La formule mixte en mutation


Édition du 24 Mai 2023

La formule mixte en mutation


Édition du 24 Mai 2023

Par Claudine Hébert

Scott Speirs, vice-président de l’agence immobilière CBRE (Photo: courtoisie)

IMMOBILIER COMMERCIAL. Depuis une dizaine d’années, la formule mixte, qui permet de jumeler locaux pour bureaux, commerces et logements, avait la cote auprès des nouveaux développeurs immobiliers commerciaux des grandes villes. C’était, bien sûr, avant la pandémie.

Deux facteurs ont considérablement ralenti, pour ne pas dire stopper, les ardeurs des promoteurs: les tours de bureaux qui se vident et le taux d’intérêt qui augmente. « À l’exception des projets déjà en cours, le centre-ville de Montréal ne devrait pas voir naître de nouveaux complexes mixtes d’ici les trois, et peut-être même les cinq prochaines années », prévient Jean Laurin, associé et président d’Avison Young au Québec.

Sauf peut-être dans les banlieues et en région, où la formule prend de plus en plus ses aises, notamment dans les secteurs qui bénéficient d’un bon service de transport en commun, observe Scott Speirs, vice-président de l’agence immobilière CBRE.

Malgré les turbulences que s’apprête à vivre le marché immobilier commercial, des développements, tels Solar Uniquartier, à Brossard, et l’Espace Montmorency, à Laval, vont continuer d’intéresser les investisseurs, croit-il. Il estime également qu’en raison du prix des loyers résidentiels qui va continuer de grimper, les projets qui contiendront une forte proportion de logements locatifs auront sans doute plus d’attention que les autres.

 

Logements et centre commercial

Le projet de mixité de Trudel Corporation, qui a entamé un chantier résidentiel sur les terrains du centre commercial Fleur de Lys, situé sur le boulevard Wilfrid-Hamel, à Québec, en est un bel exemple. Évalué à 750 millions de dollars (M$), il prévoit la construction de 2000 logements locatifs d’ici sept ans. Un peu plus de 500 logements devraient être livrés pour le début de l’année 2025. Soulignons que plus du quart du complexe commercial a déjà changé de vocation depuis que les frères Trudel (Jonathan et William) en ont fait l’acquisition en 2018. L’ancien magasin Sears a, par exemple, fait place au campus de l’Université du Québec à Trois-Rivières, qui accueille des étudiants depuis septembre 2021.

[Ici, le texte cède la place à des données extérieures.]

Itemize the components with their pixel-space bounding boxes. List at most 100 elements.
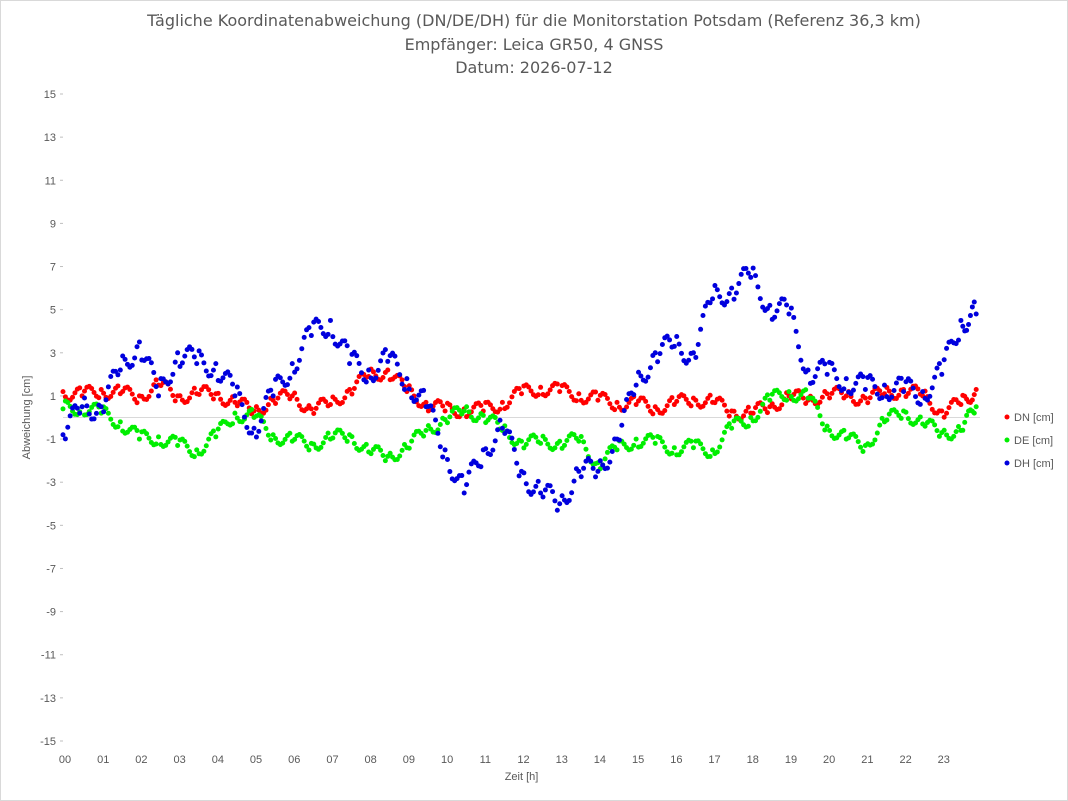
data-point bbox=[559, 493, 565, 499]
data-point bbox=[812, 374, 818, 380]
data-point bbox=[745, 404, 751, 410]
data-point bbox=[760, 401, 766, 407]
data-point bbox=[423, 427, 429, 433]
data-point bbox=[65, 424, 71, 430]
y-tick-label: -11 bbox=[41, 650, 56, 662]
data-point bbox=[951, 433, 957, 439]
data-point bbox=[791, 314, 797, 320]
data-point bbox=[270, 432, 276, 438]
data-point bbox=[741, 413, 747, 419]
data-point bbox=[767, 397, 773, 403]
data-point bbox=[953, 429, 959, 435]
data-point bbox=[779, 402, 785, 408]
data-point bbox=[399, 377, 405, 383]
data-point bbox=[664, 333, 670, 339]
data-point bbox=[905, 416, 911, 422]
data-point bbox=[265, 432, 271, 438]
data-point bbox=[879, 395, 885, 401]
data-point bbox=[733, 290, 739, 296]
data-point bbox=[631, 442, 637, 448]
data-point bbox=[602, 456, 608, 462]
data-point bbox=[929, 406, 935, 412]
data-point bbox=[170, 393, 176, 399]
data-point bbox=[719, 437, 725, 443]
data-point bbox=[929, 385, 935, 391]
data-point bbox=[401, 386, 407, 392]
data-point bbox=[862, 395, 868, 401]
data-point bbox=[215, 426, 221, 432]
data-point bbox=[652, 350, 658, 356]
data-point bbox=[973, 404, 979, 410]
data-point bbox=[167, 379, 173, 385]
data-point bbox=[841, 427, 847, 433]
data-point bbox=[817, 399, 823, 405]
data-point bbox=[311, 441, 317, 447]
data-point bbox=[425, 423, 431, 429]
data-point bbox=[177, 393, 183, 399]
data-point bbox=[325, 430, 331, 436]
data-point bbox=[151, 370, 157, 376]
data-point bbox=[686, 357, 692, 363]
data-point bbox=[385, 367, 391, 373]
data-point bbox=[67, 413, 73, 419]
data-point bbox=[956, 424, 962, 430]
data-point bbox=[640, 440, 646, 446]
data-point bbox=[724, 299, 730, 305]
data-point bbox=[170, 371, 176, 377]
legend-label: DN [cm] bbox=[1014, 412, 1054, 424]
data-point bbox=[344, 343, 350, 349]
data-point bbox=[397, 372, 403, 378]
data-point bbox=[569, 490, 575, 496]
data-point bbox=[764, 410, 770, 416]
data-point bbox=[301, 334, 307, 340]
data-point bbox=[755, 414, 761, 420]
data-point bbox=[633, 382, 639, 388]
data-point bbox=[645, 374, 651, 380]
data-point bbox=[435, 427, 441, 433]
data-point bbox=[423, 399, 429, 405]
data-point bbox=[757, 296, 763, 302]
data-point bbox=[796, 344, 802, 350]
x-tick-label: 01 bbox=[97, 754, 109, 766]
data-point bbox=[256, 428, 262, 434]
data-point bbox=[492, 415, 498, 421]
data-point bbox=[554, 507, 560, 513]
data-point bbox=[122, 356, 128, 362]
data-point bbox=[182, 438, 188, 444]
data-point bbox=[593, 474, 599, 480]
data-point bbox=[700, 403, 706, 409]
data-point bbox=[461, 408, 467, 414]
data-point bbox=[946, 405, 952, 411]
data-point bbox=[105, 410, 111, 416]
data-point bbox=[805, 367, 811, 373]
data-point bbox=[275, 395, 281, 401]
data-point bbox=[437, 444, 443, 450]
data-point bbox=[964, 327, 970, 333]
data-point bbox=[889, 394, 895, 400]
data-point bbox=[421, 433, 427, 439]
data-point bbox=[153, 384, 159, 390]
data-point bbox=[693, 397, 699, 403]
data-point bbox=[769, 391, 775, 397]
data-point bbox=[101, 390, 107, 396]
data-point bbox=[700, 446, 706, 452]
data-point bbox=[363, 379, 369, 385]
x-tick-label: 10 bbox=[441, 754, 453, 766]
data-point bbox=[251, 425, 257, 431]
data-point bbox=[910, 385, 916, 391]
data-point bbox=[523, 441, 529, 447]
data-point bbox=[688, 403, 694, 409]
data-point bbox=[655, 359, 661, 365]
data-point bbox=[210, 367, 216, 373]
data-points bbox=[60, 265, 979, 513]
data-point bbox=[385, 358, 391, 364]
data-point bbox=[858, 444, 864, 450]
data-point bbox=[590, 465, 596, 471]
data-point bbox=[535, 392, 541, 398]
data-point bbox=[886, 411, 892, 417]
data-point bbox=[819, 357, 825, 363]
data-point bbox=[650, 411, 656, 417]
data-point bbox=[368, 451, 374, 457]
data-point bbox=[318, 324, 324, 330]
data-point bbox=[726, 413, 732, 419]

Enfin, la direction du Groupe Jesta, qui achève ces jours-ci les colossaux travaux entourant la revitalisation du complexe de la gare Viger, dans le Vieux-Montréal, est d’avis que la formule mixte permettra aux gestionnaires de mieux passer au travers de la crise immobilière commerciale. « La formule sourira probablement davantage aux complexes immobiliers qui incluent un hôtel sur place », avance son directeur principal, Anthony O’Brien.

En plus d’offrir de l’hébergement et un service de restauration aux entreprises établies dans le quartier, l’hôtel Hyatt Centric Ville-Marie jumelé au complexe propose plus de 4500 pieds carrés de salles de réunion. « Ce qui permet aux entreprises du secteur d’avoir accès à des espaces de rencontre sans avoir à en payer le prix dans un loyer mensuel », explique-t-il. D’ailleurs, la clientèle d’affaires représente déjà 10 % des revenus de l’établissement de 177 chambres ouvert en décembre dernier.